SSL, also called Transport Layer Security (TLS), provides a lightweight, easy-to-administer security mechanism with several encryption algorithms. It is intended for use over those database connections and routes where increased security is required.
SSL uses certificates issued by certificate authorities (CAs) to establish and verify identities. A certificate is like an electronic passport; it contains all the information necessary to identify an entity, including the public key of the certified entity and the signature of the issuing CA.
This document provides instructions for setting up SSL on Replication Server. See documentation from your third-party SSL security mechanism for instructions for using that software. See also the Internet Engineering Task Force (IETF) Web site for additional information.
An SSL installation requires these items:
Certificate authority – a valid entity that verifies and signs certificates. Each CA has its own verification policies for issuing digital signatures.
Certificate – an electronic document that identifies a server, a user, an organization, or other entity. A certificate contains the public key of the certified entity and a signature of the issuing CA.
Filter – a special network driver that filters information delivered to and from a port.
Identity file – concatenates a certificate and the certificate’s private key.

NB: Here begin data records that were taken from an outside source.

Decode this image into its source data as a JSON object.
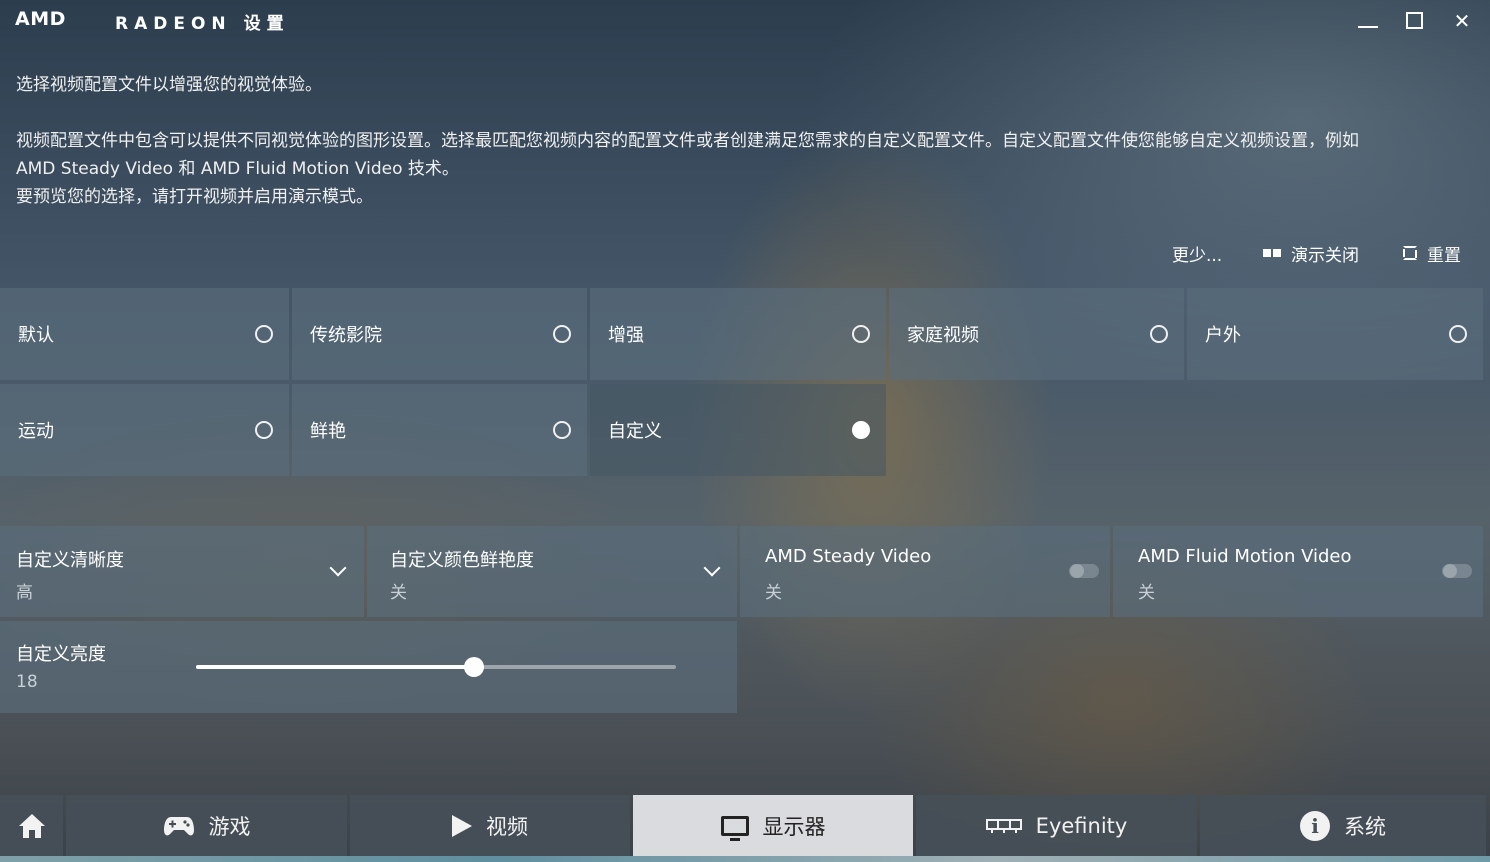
{
  "titlebar": {
    "brand": "AMD",
    "product": "RADEON",
    "title": "设置",
    "controls": [
      "minimize",
      "maximize",
      "close"
    ]
  },
  "description": {
    "line1": "选择视频配置文件以增强您的视觉体验。",
    "line2": "视频配置文件中包含可以提供不同视觉体验的图形设置。选择最匹配您视频内容的配置文件或者创建满足您需求的自定义配置文件。自定义配置文件使您能够自定义视频设置，例如",
    "line3": "AMD Steady Video 和 AMD Fluid Motion Video 技术。",
    "line4": "要预览您的选择，请打开视频并启用演示模式。"
  },
  "toolbar": {
    "more": "更少...",
    "demo": "演示关闭",
    "reset": "重置"
  },
  "profiles": [
    {
      "label": "默认",
      "selected": false
    },
    {
      "label": "传统影院",
      "selected": false
    },
    {
      "label": "增强",
      "selected": false
    },
    {
      "label": "家庭视频",
      "selected": false
    },
    {
      "label": "户外",
      "selected": false
    },
    {
      "label": "运动",
      "selected": false
    },
    {
      "label": "鲜艳",
      "selected": false
    },
    {
      "label": "自定义",
      "selected": true
    }
  ],
  "settings": {
    "sharpness": {
      "label": "自定义清晰度",
      "value": "高"
    },
    "vividness": {
      "label": "自定义颜色鲜艳度",
      "value": "关"
    },
    "steady": {
      "label": "AMD Steady Video",
      "value": "关",
      "enabled": false
    },
    "fluid": {
      "label": "AMD Fluid Motion Video",
      "value": "关",
      "enabled": false
    },
    "brightness": {
      "label": "自定义亮度",
      "value": "18",
      "slider_fraction": 0.58
    }
  },
  "nav": {
    "home_icon": "home-icon",
    "items": [
      {
        "label": "游戏",
        "icon": "gamepad-icon"
      },
      {
        "label": "视频",
        "icon": "play-icon"
      },
      {
        "label": "显示器",
        "icon": "monitor-icon",
        "active": true
      },
      {
        "label": "Eyefinity",
        "icon": "eyefinity-icon"
      },
      {
        "label": "系统",
        "icon": "info-icon"
      }
    ]
  },
  "colors": {
    "panel": "#5a6e7d",
    "active_nav": "#e1e4e6",
    "text": "#ffffff"
  }
}
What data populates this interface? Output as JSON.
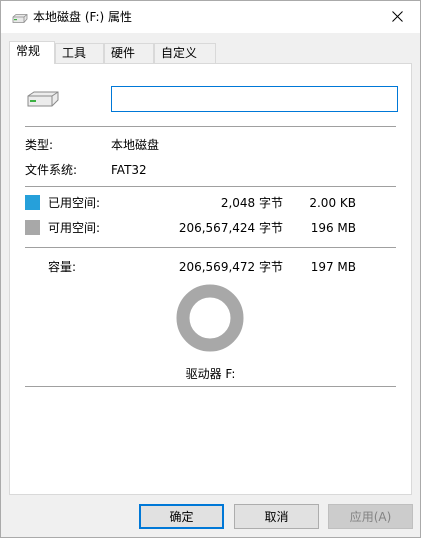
{
  "window": {
    "title": "本地磁盘 (F:) 属性",
    "icon": "drive-icon"
  },
  "tabs": [
    {
      "label": "常规",
      "active": true
    },
    {
      "label": "工具",
      "active": false
    },
    {
      "label": "硬件",
      "active": false
    },
    {
      "label": "自定义",
      "active": false
    }
  ],
  "general": {
    "volume_name_value": "",
    "type_label": "类型:",
    "type_value": "本地磁盘",
    "fs_label": "文件系统:",
    "fs_value": "FAT32",
    "used": {
      "label": "已用空间:",
      "bytes": "2,048 字节",
      "size": "2.00 KB",
      "color": "#26a0da"
    },
    "free": {
      "label": "可用空间:",
      "bytes": "206,567,424 字节",
      "size": "196 MB",
      "color": "#a8a8a8"
    },
    "capacity": {
      "label": "容量:",
      "bytes": "206,569,472 字节",
      "size": "197 MB"
    },
    "drive_caption": "驱动器 F:",
    "used_fraction": 9.9e-06
  },
  "buttons": {
    "ok": "确定",
    "cancel": "取消",
    "apply": "应用(A)"
  }
}
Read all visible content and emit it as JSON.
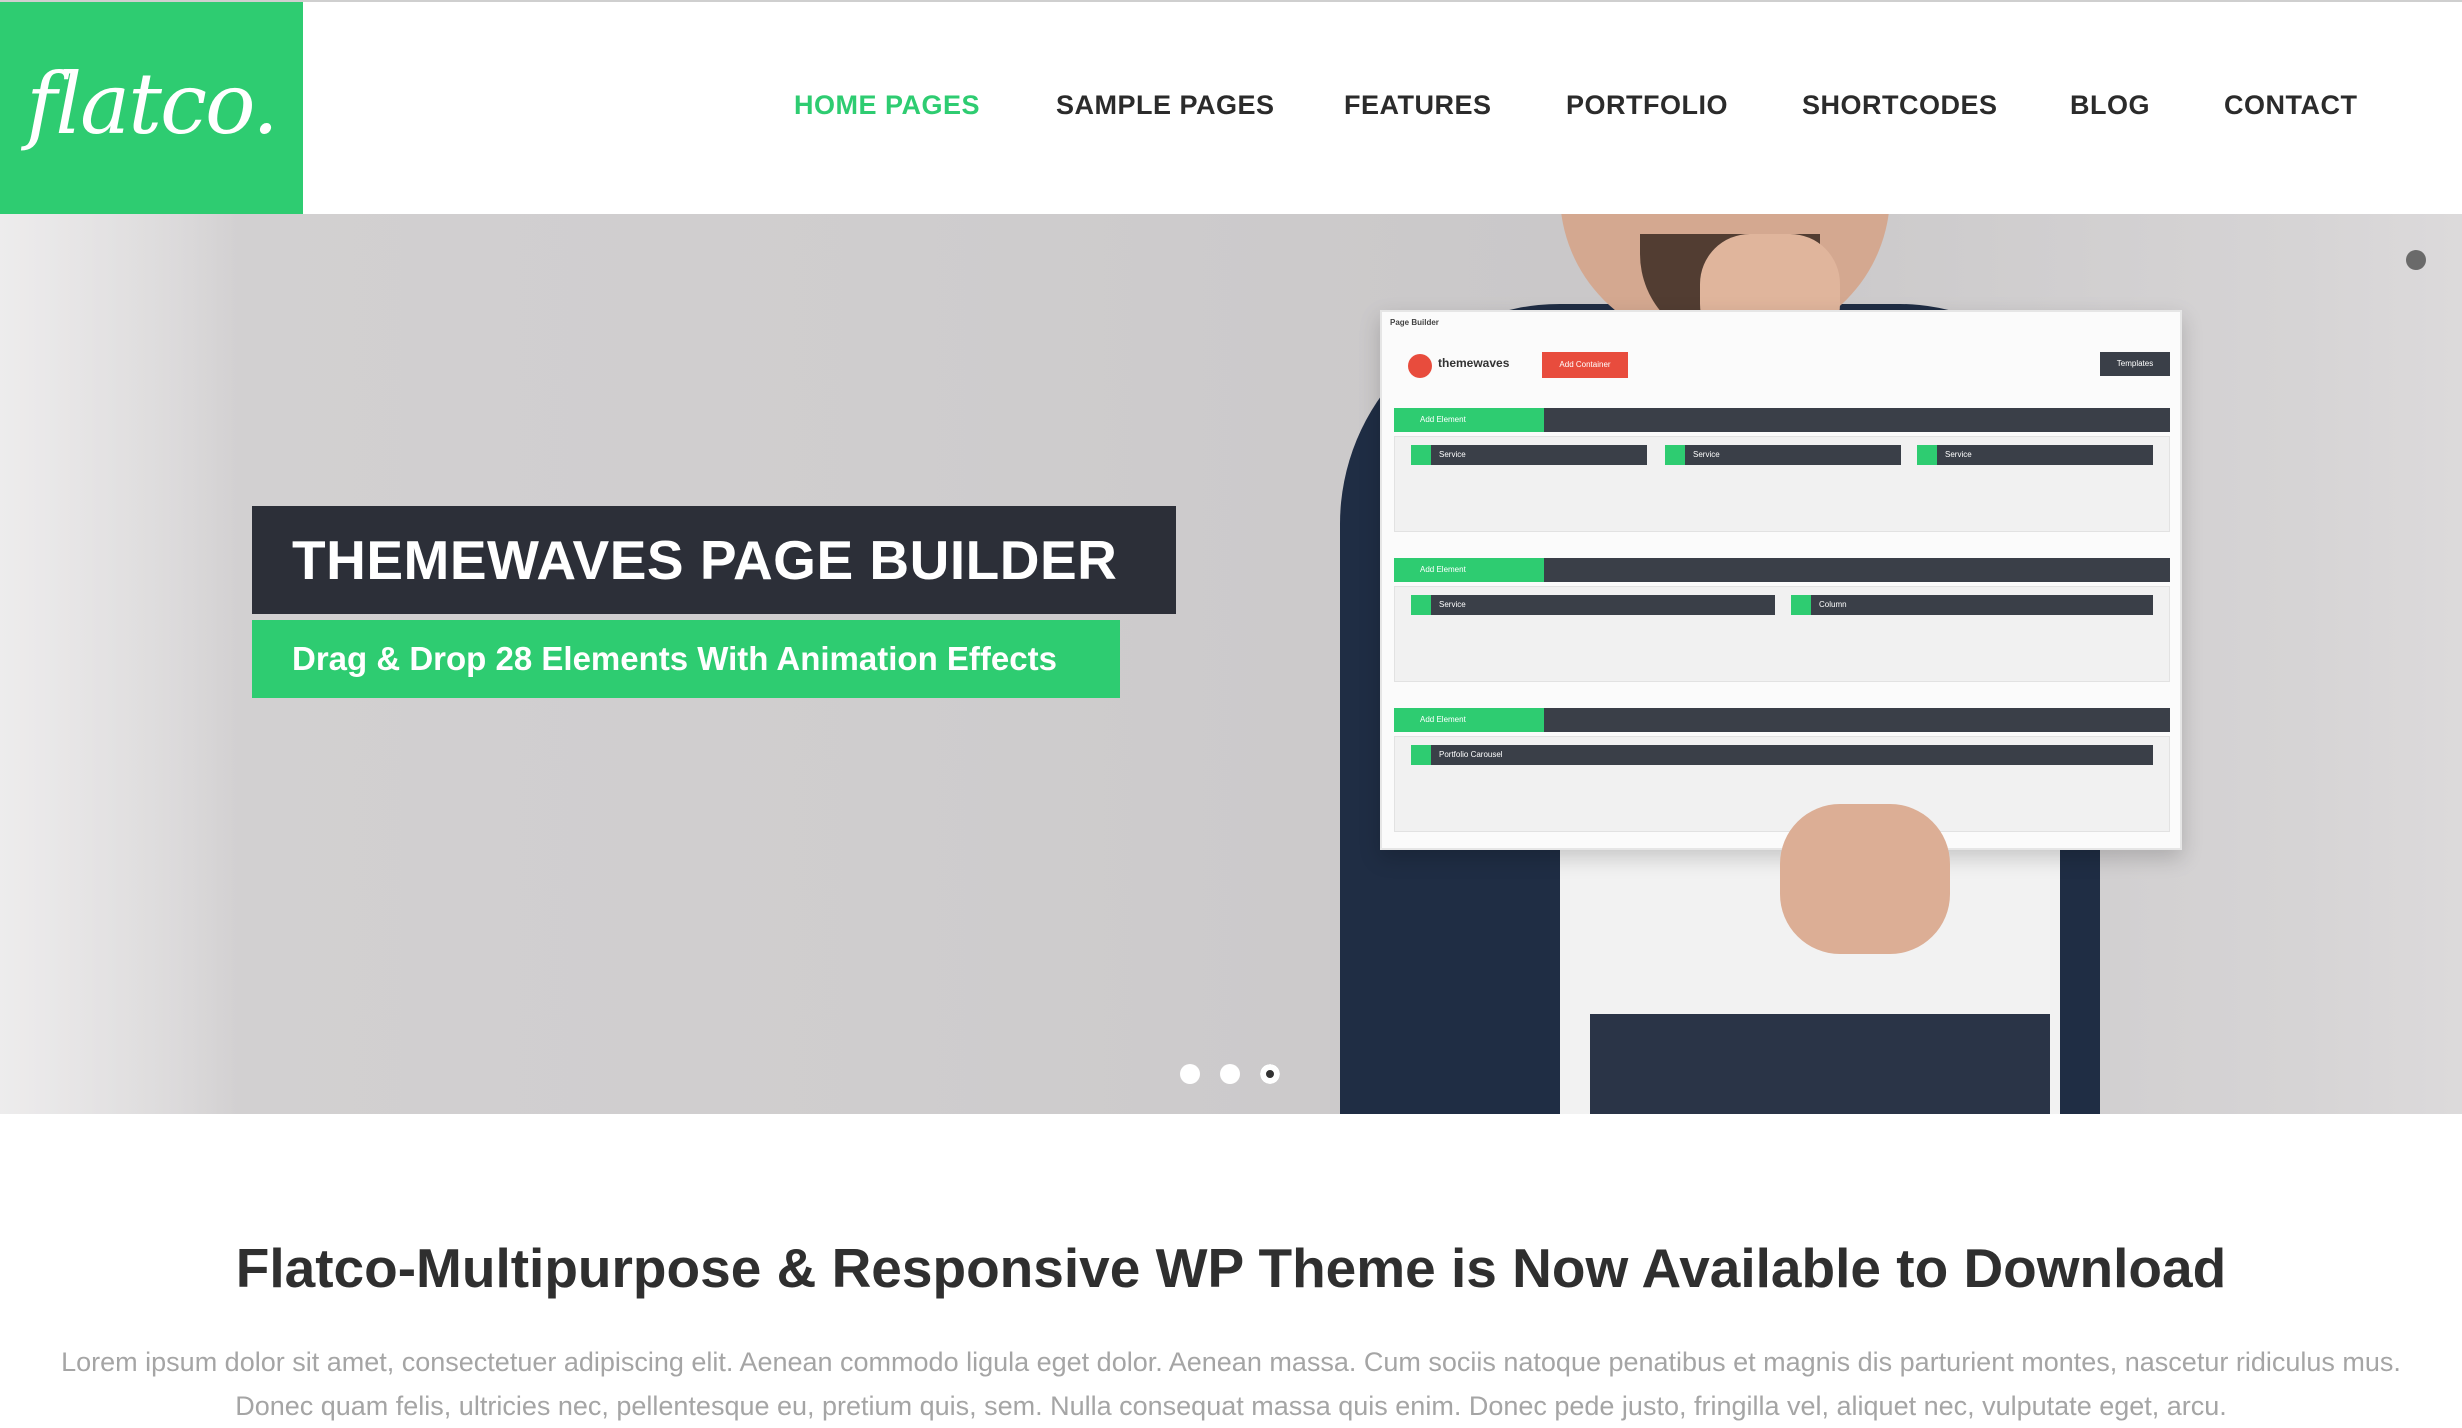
{
  "brand": {
    "logo_text": "flatco.",
    "accent": "#2ecc71",
    "dark": "#2c2f38"
  },
  "nav": {
    "items": [
      {
        "label": "HOME PAGES",
        "active": true
      },
      {
        "label": "SAMPLE PAGES",
        "active": false
      },
      {
        "label": "FEATURES",
        "active": false
      },
      {
        "label": "PORTFOLIO",
        "active": false
      },
      {
        "label": "SHORTCODES",
        "active": false
      },
      {
        "label": "BLOG",
        "active": false
      },
      {
        "label": "CONTACT",
        "active": false
      }
    ]
  },
  "slider": {
    "title": "THEMEWAVES PAGE BUILDER",
    "subtitle": "Drag & Drop 28 Elements With Animation Effects",
    "dots": 3,
    "active_dot": 3,
    "mockup": {
      "header": "Page Builder",
      "brand": "themewaves",
      "add_container": "Add Container",
      "templates": "Templates",
      "add_element": "Add Element",
      "elements": [
        "Service",
        "Service",
        "Service",
        "Service",
        "Column",
        "Portfolio Carousel"
      ]
    }
  },
  "intro": {
    "title": "Flatco-Multipurpose & Responsive WP Theme is Now Available to Download",
    "line1": "Lorem ipsum dolor sit amet, consectetuer adipiscing elit. Aenean commodo ligula eget dolor. Aenean massa. Cum sociis natoque penatibus et magnis dis parturient montes, nascetur ridiculus mus.",
    "line2": "Donec quam felis, ultricies nec, pellentesque eu, pretium quis, sem. Nulla consequat massa quis enim. Donec pede justo, fringilla vel, aliquet nec, vulputate eget, arcu."
  }
}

Trusted roots file – contains a list of certificates. Open Client/Server accepts only those CAs listed in the trusted roots file.
CipherSuites – a set of cryptographic algorithms for authenticating a client and server, transmitting certificates, encrypting data, and establishing security session keys.
The SSL protocol runs above TCP/IP and below application protocols such as HTTP or TDS. Before the SSL connection is established, the server and client exchange a series of I/O round trips to negotiate and agree upon a secure encrypted session. This process is called the SSL handshake.